SPEAKER: Stephen G. Simpson (Pennsylvania State University)

 TITLE: The G\"odel Hierarchy and Reverse Mathematics

 ABSTRACT: The G\"odel Hierarchy is an array of foundationally
 significant theories in the predicate calculus.  The theories range
 from weak (bounded arithmetic, elementary function arithmetic)
 through intermediate (subsystems of second-order arithmetic), through
 strong (Zermelo/Fraenkel set theory, large cardinals).  The theories
 are ordered by inclusion, interpretability, and consistency strength.
 Reverse Mathematics is a program which seeks to classify mathematical
 theorems by calibrating their places within the G\"odel Hierarchy.
 The theorems are drawn from core mathematical areas such as analysis,
 algebra, functional analysis, topology, and combinatorics.
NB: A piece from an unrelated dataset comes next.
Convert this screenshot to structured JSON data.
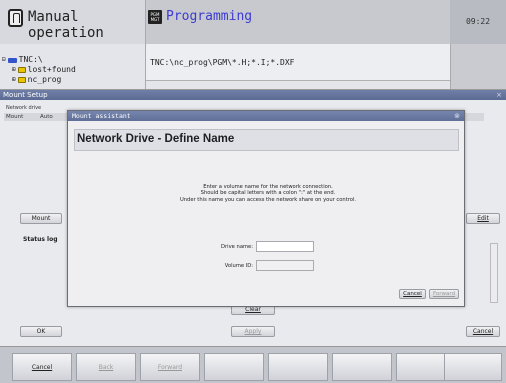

 Remarkably, the Reverse Mathematics classification scheme exhibits a
 considerable amount of regularity and structure.  In particular, a
 large number of core mathematical theorems fall into a small number
 of foundationally significant equivalence classes (the so-called
 ``big five'').  There are close connections with other foundational
 programs and hierarchies.  In particular, concepts and methods from
 degrees of unsolvability play an important role.